The Illinois HIV Action Alliance said that current state law makes legal behavior like consensual sex illegal, and adds harsh penalties for ordinarily minor crimes such as sharing injection-drug equipment, even if they do not transmit HIV to another person. They may also face longer sentences because of their HIV status.
Senate Bill 655 would amend the Criminal Code of 2012, repeal the statute creating the offense of criminal transmission of HIV, and make conforming changes in the AIDS Confidentiality Act, the Illinois Sexually Transmissible Disease Control Act, the Illinois Vehicle Code, the Criminal Code of 2012, and the Unified Code of Corrections.

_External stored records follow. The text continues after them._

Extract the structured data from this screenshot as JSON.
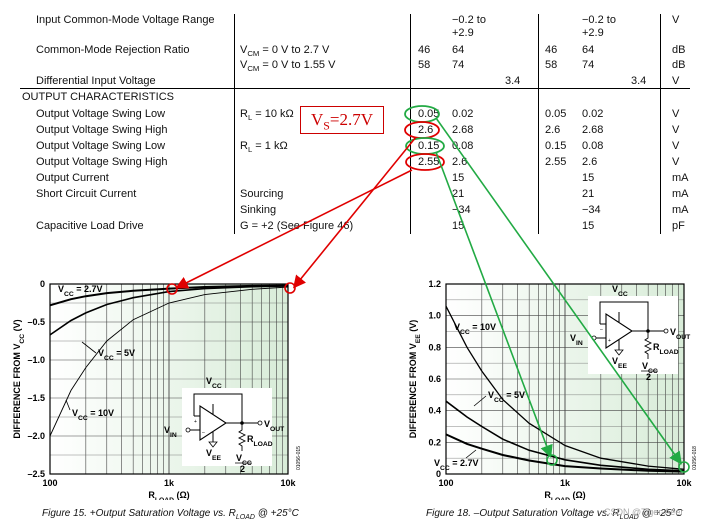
{
  "table": {
    "rows": [
      {
        "param": "Input Common-Mode Voltage Range",
        "cond": "",
        "min1": "",
        "typ1": "−0.2 to\n+2.9",
        "max1": "",
        "min2": "",
        "typ2": "−0.2 to\n+2.9",
        "max2": "",
        "unit": "V",
        "indent": true
      },
      {
        "param": "Common-Mode Rejection Ratio",
        "cond": "V_CM = 0 V to 2.7 V",
        "min1": "46",
        "typ1": "64",
        "max1": "",
        "min2": "46",
        "typ2": "64",
        "max2": "",
        "unit": "dB",
        "indent": true
      },
      {
        "param": "",
        "cond": "V_CM = 0 V to 1.55 V",
        "min1": "58",
        "typ1": "74",
        "max1": "",
        "min2": "58",
        "typ2": "74",
        "max2": "",
        "unit": "dB",
        "indent": true
      },
      {
        "param": "Differential Input Voltage",
        "cond": "",
        "min1": "",
        "typ1": "",
        "max1": "3.4",
        "min2": "",
        "typ2": "",
        "max2": "3.4",
        "unit": "V",
        "indent": true
      },
      {
        "param": "OUTPUT CHARACTERISTICS",
        "cond": "",
        "min1": "",
        "typ1": "",
        "max1": "",
        "min2": "",
        "typ2": "",
        "max2": "",
        "unit": "",
        "indent": false
      },
      {
        "param": "Output Voltage Swing Low",
        "cond": "R_L = 10 kΩ",
        "min1": "0.05",
        "typ1": "0.02",
        "max1": "",
        "min2": "0.05",
        "typ2": "0.02",
        "max2": "",
        "unit": "V",
        "indent": true
      },
      {
        "param": "Output Voltage Swing High",
        "cond": "",
        "min1": "2.6",
        "typ1": "2.68",
        "max1": "",
        "min2": "2.6",
        "typ2": "2.68",
        "max2": "",
        "unit": "V",
        "indent": true
      },
      {
        "param": "Output Voltage Swing Low",
        "cond": "R_L = 1 kΩ",
        "min1": "0.15",
        "typ1": "0.08",
        "max1": "",
        "min2": "0.15",
        "typ2": "0.08",
        "max2": "",
        "unit": "V",
        "indent": true
      },
      {
        "param": "Output Voltage Swing High",
        "cond": "",
        "min1": "2.55",
        "typ1": "2.6",
        "max1": "",
        "min2": "2.55",
        "typ2": "2.6",
        "max2": "",
        "unit": "V",
        "indent": true
      },
      {
        "param": "Output Current",
        "cond": "",
        "min1": "",
        "typ1": "15",
        "max1": "",
        "min2": "",
        "typ2": "15",
        "max2": "",
        "unit": "mA",
        "indent": true
      },
      {
        "param": "Short Circuit Current",
        "cond": "Sourcing",
        "min1": "",
        "typ1": "21",
        "max1": "",
        "min2": "",
        "typ2": "21",
        "max2": "",
        "unit": "mA",
        "indent": true
      },
      {
        "param": "",
        "cond": "Sinking",
        "min1": "",
        "typ1": "−34",
        "max1": "",
        "min2": "",
        "typ2": "−34",
        "max2": "",
        "unit": "mA",
        "indent": true
      },
      {
        "param": "Capacitive Load Drive",
        "cond": "G = +2 (See Figure 46)",
        "min1": "",
        "typ1": "15",
        "max1": "",
        "min2": "",
        "typ2": "15",
        "max2": "",
        "unit": "pF",
        "indent": true
      }
    ]
  },
  "vs_label": "V_S=2.7V",
  "left_chart": {
    "title": "",
    "ylabel": "DIFFERENCE FROM V_CC (V)",
    "xlabel": "R_LOAD (Ω)",
    "xticks": [
      "100",
      "1k",
      "10k"
    ],
    "yticks": [
      "0",
      "–0.5",
      "–1.0",
      "–1.5",
      "–2.0",
      "–2.5"
    ],
    "labels": {
      "vcc27": "V_CC = 2.7V",
      "vcc5": "V_CC = 5V",
      "vcc10": "V_CC = 10V"
    },
    "circuit": {
      "vcc": "V_CC",
      "vin": "V_IN",
      "vee": "V_EE",
      "vout": "V_OUT",
      "rload": "R_LOAD",
      "vcc2": "V_CC",
      "two": "2"
    },
    "code": "01056-015",
    "caption": "Figure 15. +Output Saturation Voltage vs. R_LOAD @ +25°C"
  },
  "right_chart": {
    "title": "",
    "ylabel": "DIFFERENCE FROM V_EE (V)",
    "xlabel": "R_LOAD (Ω)",
    "xticks": [
      "100",
      "1k",
      "10k"
    ],
    "yticks": [
      "1.2",
      "1.0",
      "0.8",
      "0.6",
      "0.4",
      "0.2",
      "0"
    ],
    "labels": {
      "vcc10": "V_CC = 10V",
      "vcc5": "V_CC = 5V",
      "vcc27": "V_CC = 2.7V"
    },
    "circuit": {
      "vcc": "V_CC",
      "vin": "V_IN",
      "vee": "V_EE",
      "vout": "V_OUT",
      "rload": "R_LOAD",
      "vcc2": "V_CC",
      "two": "2"
    },
    "code": "01056-018",
    "caption": "Figure 18. –Output Saturation Voltage vs. R_LOAD @ +25°C"
  },
  "watermark": "CSDN @Tiger-Aeer",
  "chart_data": [
    {
      "type": "line",
      "title": "",
      "xlabel": "R_LOAD (Ω)",
      "ylabel": "DIFFERENCE FROM V_CC (V)",
      "xscale": "log",
      "xlim": [
        100,
        10000
      ],
      "ylim": [
        -2.5,
        0
      ],
      "grid": true,
      "series": [
        {
          "name": "V_CC = 2.7V",
          "x": [
            100,
            150,
            200,
            300,
            500,
            1000,
            2000,
            5000,
            10000
          ],
          "y": [
            -0.28,
            -0.2,
            -0.16,
            -0.12,
            -0.09,
            -0.06,
            -0.04,
            -0.025,
            -0.02
          ]
        },
        {
          "name": "V_CC = 5V",
          "x": [
            100,
            150,
            200,
            300,
            500,
            1000,
            2000,
            5000,
            10000
          ],
          "y": [
            -0.67,
            -0.48,
            -0.38,
            -0.27,
            -0.18,
            -0.1,
            -0.06,
            -0.035,
            -0.025
          ]
        },
        {
          "name": "V_CC = 10V",
          "x": [
            100,
            150,
            200,
            300,
            500,
            1000,
            2000,
            5000,
            10000
          ],
          "y": [
            -2.0,
            -1.4,
            -1.1,
            -0.75,
            -0.47,
            -0.25,
            -0.14,
            -0.07,
            -0.04
          ]
        }
      ]
    },
    {
      "type": "line",
      "title": "",
      "xlabel": "R_LOAD (Ω)",
      "ylabel": "DIFFERENCE FROM V_EE (V)",
      "xscale": "log",
      "xlim": [
        100,
        10000
      ],
      "ylim": [
        0,
        1.2
      ],
      "grid": true,
      "series": [
        {
          "name": "V_CC = 10V",
          "x": [
            100,
            150,
            200,
            300,
            500,
            1000,
            2000,
            5000,
            10000
          ],
          "y": [
            1.06,
            0.8,
            0.65,
            0.47,
            0.32,
            0.18,
            0.1,
            0.05,
            0.03
          ]
        },
        {
          "name": "V_CC = 5V",
          "x": [
            100,
            150,
            200,
            300,
            500,
            1000,
            2000,
            5000,
            10000
          ],
          "y": [
            0.46,
            0.36,
            0.3,
            0.22,
            0.15,
            0.09,
            0.055,
            0.03,
            0.02
          ]
        },
        {
          "name": "V_CC = 2.7V",
          "x": [
            100,
            150,
            200,
            300,
            500,
            1000,
            2000,
            5000,
            10000
          ],
          "y": [
            0.25,
            0.19,
            0.16,
            0.12,
            0.085,
            0.05,
            0.035,
            0.02,
            0.015
          ]
        }
      ]
    }
  ]
}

“The truth is HIV criminalization does not improve safety or public health in Illinois – instead, it often has the opposite effect. Not a single study throughout the country shows HIV criminalization has reduced HIV transmission in any jurisdiction where it exists. We have also seen through the decades how HIV criminalization laws disproportionately impact women and the Black community. It is time to repeal this destructive law,” said State Sen. Robert Peters (D-Chicago), Senate legislative co-sponsor.

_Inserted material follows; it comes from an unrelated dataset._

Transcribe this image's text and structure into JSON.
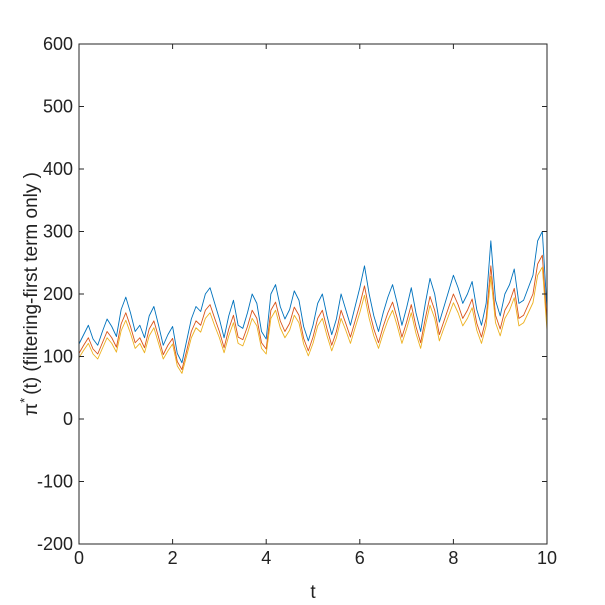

“The Illinois Public Health Association (IPHA) recognizes that these outdated, dangerous and discriminatory laws disproportionately impact Black, Indigenous, Latinx and other persons of color. To ensure an equitable state for Black and Brown individuals and to promote science-based and proven HIV public health strategies of testing, prevention and engagement in care, it’s essential lawmakers repeal Illinois’ HIV criminalization law. Illinois’ HIV criminalization law is rooted in fear and racial biases, and we certainly know that criminalization increases stigma and harms in marginalized communities,” said Chris Wade, Illinois Public Health Association, in a statement.

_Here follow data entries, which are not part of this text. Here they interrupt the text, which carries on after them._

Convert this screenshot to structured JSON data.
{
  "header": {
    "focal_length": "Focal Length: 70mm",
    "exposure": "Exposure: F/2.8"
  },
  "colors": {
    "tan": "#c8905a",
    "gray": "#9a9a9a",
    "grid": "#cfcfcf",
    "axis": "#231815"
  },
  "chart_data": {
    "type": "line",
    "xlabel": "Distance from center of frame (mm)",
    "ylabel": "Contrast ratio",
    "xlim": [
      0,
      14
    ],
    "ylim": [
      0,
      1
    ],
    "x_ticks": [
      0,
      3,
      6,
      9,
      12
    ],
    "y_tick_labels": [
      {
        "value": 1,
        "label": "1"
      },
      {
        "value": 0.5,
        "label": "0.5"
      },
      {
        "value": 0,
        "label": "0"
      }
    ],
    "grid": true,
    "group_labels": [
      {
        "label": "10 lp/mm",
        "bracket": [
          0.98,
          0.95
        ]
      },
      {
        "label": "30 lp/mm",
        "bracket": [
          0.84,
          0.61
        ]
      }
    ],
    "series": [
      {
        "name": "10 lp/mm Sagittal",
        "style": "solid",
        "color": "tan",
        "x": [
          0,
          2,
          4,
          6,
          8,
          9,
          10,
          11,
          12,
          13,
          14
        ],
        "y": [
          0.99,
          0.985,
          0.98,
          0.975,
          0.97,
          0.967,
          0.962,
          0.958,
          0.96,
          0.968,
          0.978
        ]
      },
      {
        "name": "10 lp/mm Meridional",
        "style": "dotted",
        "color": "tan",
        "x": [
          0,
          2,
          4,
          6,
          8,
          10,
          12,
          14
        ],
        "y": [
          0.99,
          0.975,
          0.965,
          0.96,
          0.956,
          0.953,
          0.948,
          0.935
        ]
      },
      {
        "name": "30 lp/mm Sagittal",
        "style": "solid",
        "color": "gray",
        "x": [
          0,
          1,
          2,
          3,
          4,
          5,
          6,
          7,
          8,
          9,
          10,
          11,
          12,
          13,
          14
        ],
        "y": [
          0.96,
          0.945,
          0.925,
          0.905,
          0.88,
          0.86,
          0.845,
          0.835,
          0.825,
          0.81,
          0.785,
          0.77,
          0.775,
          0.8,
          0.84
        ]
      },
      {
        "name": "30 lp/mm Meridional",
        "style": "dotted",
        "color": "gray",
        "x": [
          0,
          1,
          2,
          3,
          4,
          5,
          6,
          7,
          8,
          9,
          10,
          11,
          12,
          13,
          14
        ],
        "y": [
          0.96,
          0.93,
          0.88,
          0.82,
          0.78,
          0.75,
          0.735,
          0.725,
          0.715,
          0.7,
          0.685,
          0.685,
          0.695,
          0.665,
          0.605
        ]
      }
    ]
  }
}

Organizations that have joined the Illinois HIV Action Alliance coalition and have signed on to support SB 655 include: ACLU of Illinois, African-American Lesbian Professionals Having A Say (A.L.P.H.A.S.), AIDS Foundation Chicago (AFC), Angii’s Angels, Brothers Health Collective, CALOR, Central Illinois Friends, Chicago House and Social Services, Chicago Recovery Alliance, Community Renewal Society (CRS), Equality Illinois, Howard Brown Health, Illinois Public Health Association, Lambda Legal, Legal Council for Health Justice, Peoria Proud, Prairie Pride Coalition, Pride Action Tank (a project of AFC), QC PRIDE, INC., Rush University System for Health, Sinai Infectious Disease Center, Sex Workers Outreach Program (SWOP), The Sero Project, Test Positive Aware Network (TPAN), Transformative Justice Law Project, and Women’s Connection (a project of AFC).